Purity levels of over 95%
By combining its traditional near-infrared, visual spectrometry or other sensors with deep learning technology, TOMRA has developed the most accurate solution available on the market today. And the degrees of purity that this solution is achieving – upwards of 95% for the packaging applications in customers’ plants across UK and Europe – will open up opportunities for new revenue streams for TOMRA’s customers.

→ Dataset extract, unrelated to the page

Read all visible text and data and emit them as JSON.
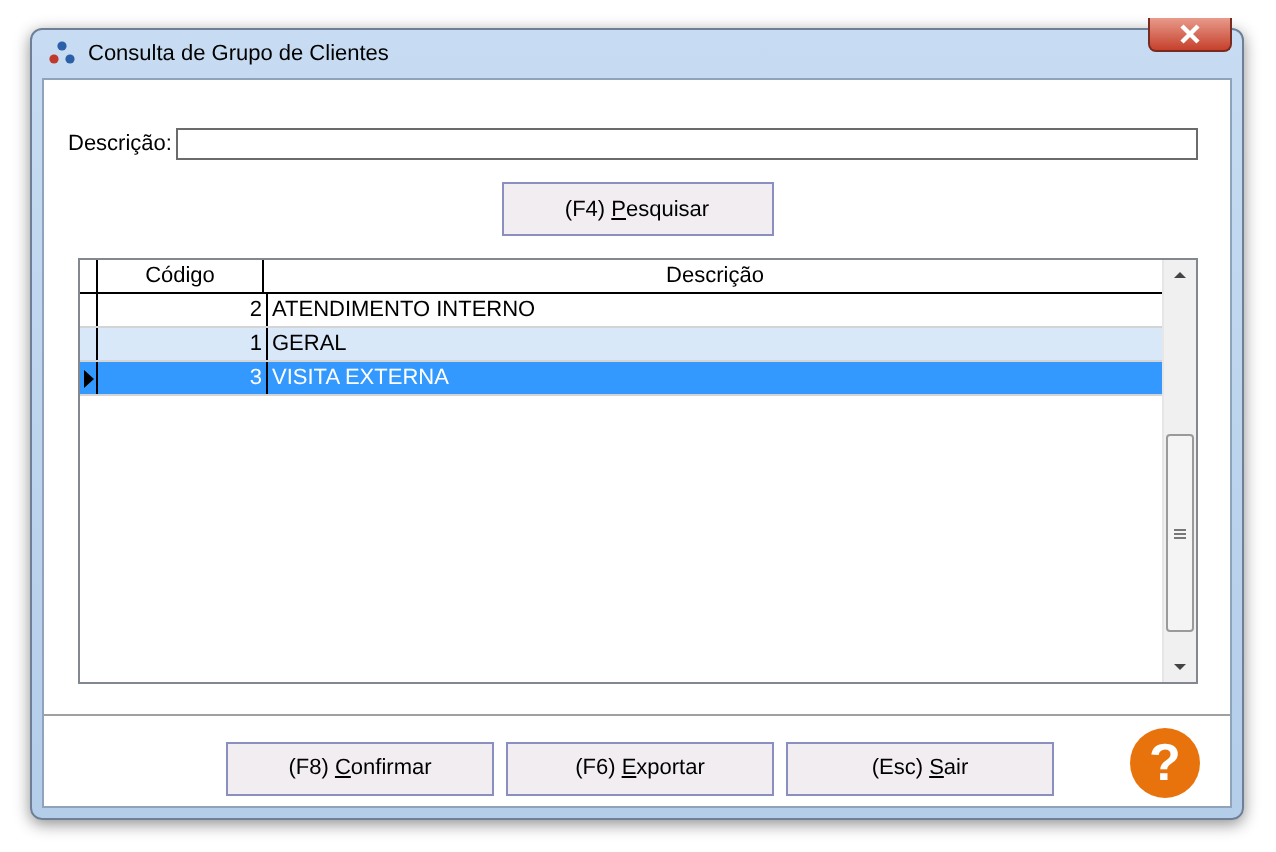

TOMRA is also launching two non-food applications that complement the company’s existing GAINnextTM ecosystem: an application for deinking paper for cleaner paper streams, and a PET cleaner application for even higher purity PET bottle streams.
Bottle-to-bottle quality
Dr. Volker Rehrmann, EVP, Head of TOMRA Recycling, comments: “We have used AI technology to improve sorting performance for decades, but this latest groundbreaking application marks another industry first for us. AI has the power to transform resource recovery as we know it, and our latest sophisticated applications of deep learning and AI reinforce our position as a pioneer in this field. With its sophisticated use of deep learning, GAINnextTM enables food-grade sorting and bottle-to-bottle quality, tasks that have posed significant challenges for our industry for many years. The use of AI is driving material circularity at a time when it is needed most, with tightening regulations and increasing customer demand for technologically advanced solutions. At TOMRA, we're proud to be driving the change in sorting.”